Previously I have written about code smells which give a programmer hints where to clean up source code. A different technique, which has recently become readily available, is using tool-chain based instrumentation to perform run time analysis.
At a recent NetSurf developer weekend Michael Drake mentioned a talk he had seen at the Guadec conference which reference the use of sanitizers for improving the security and correctness of programs.
Santizers differ from other code quality metrics such as compiler warnings and static analysis in that they detect issues when the program is executed rather than on the source code. There are currently two commonly used instrumentation types:
- address sanitizer
- This instrumentation detects several common errors when using memory such as "use after free"
- undefined behaviour sanitizer
- This instruments computations where the language standard has behaviour which is not clearly specified. For example left shifts of negative values (ISO 9899:2011 6.5.7 Bit-wise shift operators)
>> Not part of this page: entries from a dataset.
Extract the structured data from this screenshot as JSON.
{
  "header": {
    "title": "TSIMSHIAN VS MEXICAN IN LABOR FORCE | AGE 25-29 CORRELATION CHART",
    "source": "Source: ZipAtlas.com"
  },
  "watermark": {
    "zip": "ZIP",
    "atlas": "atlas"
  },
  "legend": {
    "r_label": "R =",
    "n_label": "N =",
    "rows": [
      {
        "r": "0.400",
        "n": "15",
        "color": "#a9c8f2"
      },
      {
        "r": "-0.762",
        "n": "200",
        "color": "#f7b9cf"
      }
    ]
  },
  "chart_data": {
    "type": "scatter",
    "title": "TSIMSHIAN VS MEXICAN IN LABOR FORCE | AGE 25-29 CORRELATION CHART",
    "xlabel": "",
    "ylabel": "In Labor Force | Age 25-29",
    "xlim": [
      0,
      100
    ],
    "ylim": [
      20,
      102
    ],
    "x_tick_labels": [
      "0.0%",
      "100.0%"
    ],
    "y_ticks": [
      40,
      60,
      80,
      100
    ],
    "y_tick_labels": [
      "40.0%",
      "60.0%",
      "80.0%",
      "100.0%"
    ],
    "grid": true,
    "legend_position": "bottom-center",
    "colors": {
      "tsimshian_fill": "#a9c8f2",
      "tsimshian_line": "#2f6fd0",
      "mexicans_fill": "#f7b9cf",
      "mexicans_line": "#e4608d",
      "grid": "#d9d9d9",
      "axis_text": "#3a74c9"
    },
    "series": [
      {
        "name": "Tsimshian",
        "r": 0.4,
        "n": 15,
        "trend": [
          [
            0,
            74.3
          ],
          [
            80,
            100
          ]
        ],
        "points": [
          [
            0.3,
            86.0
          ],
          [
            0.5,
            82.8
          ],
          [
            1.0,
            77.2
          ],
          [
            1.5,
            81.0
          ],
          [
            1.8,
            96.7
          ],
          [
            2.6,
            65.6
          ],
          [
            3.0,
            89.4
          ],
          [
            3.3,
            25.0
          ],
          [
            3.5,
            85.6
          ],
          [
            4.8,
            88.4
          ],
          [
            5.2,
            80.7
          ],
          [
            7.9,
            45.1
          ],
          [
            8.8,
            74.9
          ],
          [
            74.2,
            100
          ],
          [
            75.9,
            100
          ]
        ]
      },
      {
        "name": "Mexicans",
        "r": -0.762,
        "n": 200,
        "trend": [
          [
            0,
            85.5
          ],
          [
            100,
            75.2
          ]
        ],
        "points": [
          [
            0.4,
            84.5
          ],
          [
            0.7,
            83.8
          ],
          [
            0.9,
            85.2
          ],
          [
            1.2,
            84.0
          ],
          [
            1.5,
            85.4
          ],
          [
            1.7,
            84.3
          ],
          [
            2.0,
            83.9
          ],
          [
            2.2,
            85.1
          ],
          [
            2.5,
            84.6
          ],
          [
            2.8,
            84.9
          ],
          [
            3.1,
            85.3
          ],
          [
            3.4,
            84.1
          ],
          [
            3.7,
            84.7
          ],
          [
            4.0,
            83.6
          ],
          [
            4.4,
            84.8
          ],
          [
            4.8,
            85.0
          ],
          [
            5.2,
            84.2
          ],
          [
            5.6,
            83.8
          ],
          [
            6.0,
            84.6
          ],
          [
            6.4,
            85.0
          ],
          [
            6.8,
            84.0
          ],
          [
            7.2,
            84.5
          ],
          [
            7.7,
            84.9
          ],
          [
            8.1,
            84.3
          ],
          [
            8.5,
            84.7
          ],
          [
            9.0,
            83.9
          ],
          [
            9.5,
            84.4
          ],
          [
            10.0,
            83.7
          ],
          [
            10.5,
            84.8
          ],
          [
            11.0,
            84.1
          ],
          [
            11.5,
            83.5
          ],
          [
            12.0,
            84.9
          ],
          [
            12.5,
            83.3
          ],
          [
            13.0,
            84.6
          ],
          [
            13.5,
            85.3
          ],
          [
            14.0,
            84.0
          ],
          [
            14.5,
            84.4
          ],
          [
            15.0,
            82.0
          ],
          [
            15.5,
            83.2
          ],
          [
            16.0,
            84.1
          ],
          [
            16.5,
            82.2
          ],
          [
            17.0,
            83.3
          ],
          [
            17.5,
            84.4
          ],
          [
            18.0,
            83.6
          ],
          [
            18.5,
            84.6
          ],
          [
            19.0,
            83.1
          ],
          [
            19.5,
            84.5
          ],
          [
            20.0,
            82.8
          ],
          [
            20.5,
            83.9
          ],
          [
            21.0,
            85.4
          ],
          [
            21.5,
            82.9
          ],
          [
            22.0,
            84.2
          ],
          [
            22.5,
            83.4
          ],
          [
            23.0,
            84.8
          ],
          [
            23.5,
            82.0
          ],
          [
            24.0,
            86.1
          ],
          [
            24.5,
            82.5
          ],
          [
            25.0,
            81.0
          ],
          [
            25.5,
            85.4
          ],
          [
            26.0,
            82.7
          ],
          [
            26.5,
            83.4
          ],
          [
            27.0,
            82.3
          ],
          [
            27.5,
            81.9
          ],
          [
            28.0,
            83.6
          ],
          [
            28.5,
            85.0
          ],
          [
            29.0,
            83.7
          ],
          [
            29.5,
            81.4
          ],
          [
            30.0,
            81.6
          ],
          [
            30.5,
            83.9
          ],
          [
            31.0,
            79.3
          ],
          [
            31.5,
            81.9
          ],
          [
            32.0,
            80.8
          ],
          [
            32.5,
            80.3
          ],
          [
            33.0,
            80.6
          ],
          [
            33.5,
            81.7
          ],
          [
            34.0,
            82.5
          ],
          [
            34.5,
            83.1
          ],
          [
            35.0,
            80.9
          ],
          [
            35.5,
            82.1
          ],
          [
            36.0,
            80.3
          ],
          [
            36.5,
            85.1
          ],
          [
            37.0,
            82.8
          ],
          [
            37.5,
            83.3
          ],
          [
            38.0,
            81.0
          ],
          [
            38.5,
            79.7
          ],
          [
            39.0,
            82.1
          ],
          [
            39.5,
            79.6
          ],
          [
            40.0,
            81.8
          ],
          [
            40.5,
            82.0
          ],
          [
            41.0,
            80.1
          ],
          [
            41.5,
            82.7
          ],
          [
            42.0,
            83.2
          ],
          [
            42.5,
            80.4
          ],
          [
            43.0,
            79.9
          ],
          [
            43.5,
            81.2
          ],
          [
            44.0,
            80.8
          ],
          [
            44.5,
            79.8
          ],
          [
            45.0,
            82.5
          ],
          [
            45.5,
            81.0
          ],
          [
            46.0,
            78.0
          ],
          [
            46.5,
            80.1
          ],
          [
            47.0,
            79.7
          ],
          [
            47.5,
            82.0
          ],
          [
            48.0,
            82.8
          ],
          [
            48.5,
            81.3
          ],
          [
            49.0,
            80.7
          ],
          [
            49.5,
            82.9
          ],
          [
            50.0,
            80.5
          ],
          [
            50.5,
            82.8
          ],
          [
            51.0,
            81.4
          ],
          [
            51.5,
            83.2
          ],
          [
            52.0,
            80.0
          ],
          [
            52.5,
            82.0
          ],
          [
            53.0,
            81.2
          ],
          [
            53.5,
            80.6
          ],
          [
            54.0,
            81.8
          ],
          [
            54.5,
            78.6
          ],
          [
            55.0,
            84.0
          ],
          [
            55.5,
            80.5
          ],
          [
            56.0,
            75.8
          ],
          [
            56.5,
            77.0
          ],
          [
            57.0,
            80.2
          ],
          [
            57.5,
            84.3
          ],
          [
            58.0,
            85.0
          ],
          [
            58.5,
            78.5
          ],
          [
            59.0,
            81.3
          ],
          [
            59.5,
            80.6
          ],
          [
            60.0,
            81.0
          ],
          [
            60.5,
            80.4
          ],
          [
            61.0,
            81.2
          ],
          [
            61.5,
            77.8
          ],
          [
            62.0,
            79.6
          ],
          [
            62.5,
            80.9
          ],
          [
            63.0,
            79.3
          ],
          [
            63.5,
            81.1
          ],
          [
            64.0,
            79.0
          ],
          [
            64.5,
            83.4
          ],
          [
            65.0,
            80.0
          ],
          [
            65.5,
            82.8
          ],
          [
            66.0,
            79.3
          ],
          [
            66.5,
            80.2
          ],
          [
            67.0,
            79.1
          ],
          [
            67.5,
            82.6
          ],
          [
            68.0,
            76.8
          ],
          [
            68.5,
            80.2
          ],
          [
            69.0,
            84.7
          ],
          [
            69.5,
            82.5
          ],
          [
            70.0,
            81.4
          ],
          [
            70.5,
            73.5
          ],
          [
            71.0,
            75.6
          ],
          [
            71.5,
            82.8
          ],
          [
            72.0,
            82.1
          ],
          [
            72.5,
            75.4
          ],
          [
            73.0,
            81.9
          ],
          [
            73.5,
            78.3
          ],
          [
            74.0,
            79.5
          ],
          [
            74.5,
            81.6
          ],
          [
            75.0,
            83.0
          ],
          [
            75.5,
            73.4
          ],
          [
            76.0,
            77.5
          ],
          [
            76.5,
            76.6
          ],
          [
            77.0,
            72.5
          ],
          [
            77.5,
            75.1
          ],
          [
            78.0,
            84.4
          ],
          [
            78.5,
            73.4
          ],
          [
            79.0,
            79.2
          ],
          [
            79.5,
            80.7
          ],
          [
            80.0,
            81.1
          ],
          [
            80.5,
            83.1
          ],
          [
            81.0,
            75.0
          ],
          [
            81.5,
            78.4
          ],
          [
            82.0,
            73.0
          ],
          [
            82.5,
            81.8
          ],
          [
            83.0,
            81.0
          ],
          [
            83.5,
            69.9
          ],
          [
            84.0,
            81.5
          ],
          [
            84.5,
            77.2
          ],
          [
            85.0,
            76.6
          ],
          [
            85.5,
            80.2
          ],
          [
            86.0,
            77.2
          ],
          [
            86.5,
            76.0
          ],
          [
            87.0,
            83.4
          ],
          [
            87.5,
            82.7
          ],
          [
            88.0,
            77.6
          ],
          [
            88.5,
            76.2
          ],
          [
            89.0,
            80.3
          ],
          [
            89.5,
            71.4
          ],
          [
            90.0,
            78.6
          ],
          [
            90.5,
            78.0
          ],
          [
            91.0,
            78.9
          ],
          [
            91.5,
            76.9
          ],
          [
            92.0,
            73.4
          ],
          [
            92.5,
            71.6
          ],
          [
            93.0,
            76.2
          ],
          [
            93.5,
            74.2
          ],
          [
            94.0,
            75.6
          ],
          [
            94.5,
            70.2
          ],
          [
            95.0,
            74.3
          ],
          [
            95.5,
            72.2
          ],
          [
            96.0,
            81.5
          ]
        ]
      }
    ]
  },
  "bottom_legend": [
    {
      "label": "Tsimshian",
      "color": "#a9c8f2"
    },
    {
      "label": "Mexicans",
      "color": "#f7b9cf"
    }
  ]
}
The previous investigation of this technology had been unproductive because of the immaturity of support in our CI infrastructure. This time the tool chain could be updated to be sufficiently robust to implement the technique.
An example of how most issues were addressed is provided by Daniel fixing the bitmap library. Most of the fixes ensured correct type promotion in bit manipulation, however the address sanitizer did find a real out of bounds access when a malformed BMP header is processed. This is despite this library being run with a fuzzer and electric fence for many thousands of CPU hours previously.
Although we did find a small number of real issues the majority of the fixes were to tests which failed to correctly clean up the resources they used. This seems to parallel what I observed with the other run time testing, like AFL and Valgrind, in that often the test environment has the largest impact on detected issues to begin with.
In conclusion it appears that an instrumented build combined with our existing unit tests gives another tool to help us improve our code quality. Given the very low amount of engineering time the NetSurf project has available automated checks like these are a good way to help us avoid introducing issues.